MOCA did that for me, too. I once gave a lecture and slide-show presentation on my own clutter. I had a book party there, and, in that glorious winter of 2012, there were all those screenings of N.B.A. games starring Jeremy Lin, full of youngsters who’d only ever been to the museum for a school trip and older folks drawn by the free refreshments. Of course, there have also been shows about the railroads, Chinese food, fashion designers—the stuff that makes Chinese people visible to others. But I’ve also gone there to learn about the short, transfixing history of the Chinese typewriter, and to marvel at the paper boats constructed by the undocumented immigrants who were kept in detention after their cargo ship ran aground in Queens, in 1993—an echo of the poetry that immigrants carved on the walls of Angel Island, at the beginning of the twentieth century.

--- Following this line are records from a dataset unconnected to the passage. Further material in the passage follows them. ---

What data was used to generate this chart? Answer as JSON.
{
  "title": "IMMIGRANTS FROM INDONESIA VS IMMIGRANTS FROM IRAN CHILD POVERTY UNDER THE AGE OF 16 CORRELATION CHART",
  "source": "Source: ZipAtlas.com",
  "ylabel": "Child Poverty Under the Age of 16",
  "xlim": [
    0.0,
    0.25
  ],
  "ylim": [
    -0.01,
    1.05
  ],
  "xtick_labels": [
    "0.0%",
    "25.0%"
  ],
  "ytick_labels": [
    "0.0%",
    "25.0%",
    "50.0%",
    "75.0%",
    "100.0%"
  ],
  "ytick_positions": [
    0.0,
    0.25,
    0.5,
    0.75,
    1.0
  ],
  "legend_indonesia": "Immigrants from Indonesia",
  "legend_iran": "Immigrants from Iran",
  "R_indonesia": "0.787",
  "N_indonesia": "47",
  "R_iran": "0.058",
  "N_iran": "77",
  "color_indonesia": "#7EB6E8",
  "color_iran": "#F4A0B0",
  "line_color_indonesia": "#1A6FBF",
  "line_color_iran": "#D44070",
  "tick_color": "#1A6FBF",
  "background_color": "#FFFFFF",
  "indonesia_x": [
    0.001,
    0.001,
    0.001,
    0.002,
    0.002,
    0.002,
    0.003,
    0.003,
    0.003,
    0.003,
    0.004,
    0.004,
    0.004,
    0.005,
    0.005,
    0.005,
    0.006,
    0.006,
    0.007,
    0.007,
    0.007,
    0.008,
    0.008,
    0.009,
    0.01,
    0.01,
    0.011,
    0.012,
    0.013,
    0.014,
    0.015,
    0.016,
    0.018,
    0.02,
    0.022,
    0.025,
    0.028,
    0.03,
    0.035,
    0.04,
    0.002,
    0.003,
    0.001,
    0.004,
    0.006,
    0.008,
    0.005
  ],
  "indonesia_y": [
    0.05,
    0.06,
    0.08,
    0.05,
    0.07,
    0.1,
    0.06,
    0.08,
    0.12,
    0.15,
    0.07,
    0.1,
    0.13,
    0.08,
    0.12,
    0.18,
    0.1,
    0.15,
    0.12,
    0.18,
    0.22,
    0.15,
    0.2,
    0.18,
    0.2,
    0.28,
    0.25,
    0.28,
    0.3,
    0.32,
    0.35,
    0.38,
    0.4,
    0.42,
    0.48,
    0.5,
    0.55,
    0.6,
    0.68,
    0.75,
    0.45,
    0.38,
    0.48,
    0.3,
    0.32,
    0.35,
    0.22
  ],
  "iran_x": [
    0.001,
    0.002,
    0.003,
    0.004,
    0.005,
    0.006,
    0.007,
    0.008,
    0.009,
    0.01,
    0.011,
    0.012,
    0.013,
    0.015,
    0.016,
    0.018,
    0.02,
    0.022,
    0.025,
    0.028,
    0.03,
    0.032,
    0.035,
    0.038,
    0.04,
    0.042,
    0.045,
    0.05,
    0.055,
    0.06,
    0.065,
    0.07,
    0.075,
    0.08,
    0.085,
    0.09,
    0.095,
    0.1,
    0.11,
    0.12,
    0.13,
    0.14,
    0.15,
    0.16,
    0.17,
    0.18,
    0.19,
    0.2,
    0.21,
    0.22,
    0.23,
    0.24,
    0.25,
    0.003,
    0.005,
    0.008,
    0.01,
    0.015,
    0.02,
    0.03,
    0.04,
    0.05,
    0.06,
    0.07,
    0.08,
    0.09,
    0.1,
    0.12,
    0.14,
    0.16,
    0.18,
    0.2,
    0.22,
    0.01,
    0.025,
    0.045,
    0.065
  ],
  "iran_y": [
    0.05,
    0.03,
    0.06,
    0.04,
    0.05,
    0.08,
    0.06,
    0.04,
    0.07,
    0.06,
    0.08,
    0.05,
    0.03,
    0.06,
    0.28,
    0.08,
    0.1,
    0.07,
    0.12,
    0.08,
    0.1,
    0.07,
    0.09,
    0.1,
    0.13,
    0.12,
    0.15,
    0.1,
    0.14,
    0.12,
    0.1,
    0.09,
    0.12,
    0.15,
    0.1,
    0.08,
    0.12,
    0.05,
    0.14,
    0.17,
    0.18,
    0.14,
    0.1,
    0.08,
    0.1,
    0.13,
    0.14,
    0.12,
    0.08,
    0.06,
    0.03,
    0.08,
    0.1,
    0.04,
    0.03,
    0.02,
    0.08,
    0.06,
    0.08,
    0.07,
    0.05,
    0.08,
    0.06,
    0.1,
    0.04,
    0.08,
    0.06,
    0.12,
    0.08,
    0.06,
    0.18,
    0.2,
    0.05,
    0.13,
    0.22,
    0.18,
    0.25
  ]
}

“When I open a box of these materials, pick up an object and examine, I can almost visualize the history behind it,” Yue Ma, the director of collections at MOCA remarked, in 2014. Ma and Tam co-curated “Waves of Identity: 35 Years of Archiving,” a show that saw them pull items from their vast collection and place them in unlikely conversations. The most mesmerizing part of “Waves of Identity” involved the personal effects of Shuck Wing Chin, one of the many early-twentieth-century immigrant laborers who lived alone, as a bachelor, in Chinatown’s cramped apartment buildings. He had come to the United States in his twenties and served in the Air Force during the Second World War. After that, he lived on Mott Street for about forty years, working in restaurants. The contents of his apartment were salvaged by MOCA, and now they were on display as part of this show. You couldn’t help but wonder who he was—the scale of his imagination, what he would think of those of us who followed, trying to convert his life into a narrative. How would you even explain this museum to him?
Around this time, my friend Herb took me to the archive warehouse on Mulberry. I met him on a busy corner, clueless as to where it was. He pointed at the sky, and I saw the fading sign of MOCA. The door closed behind us, and we were sealed in the past. Compared to Lin’s modern museum, full of aesthetic gestures and seamless surfaces, the old building on Mulberry felt airy and bright, neglected yet well-loved. We weren’t looking for anything in particular. It was the thrill one feels rummaging through second-hand clothes or digging through a stack of old records: underneath a layer of dust, the possibility of treasure. We climbed on top of boxes to get at other boxes, we un-jigsawed things that the archivists had carefully stowed away for latter-day explorers. There were hand-painted signs that weren’t created as art, suitcases that were only meant for a one-way passage across the ocean, tiny mementos that outlived the reasons for their aura. It was all so worthless, yet so priceless.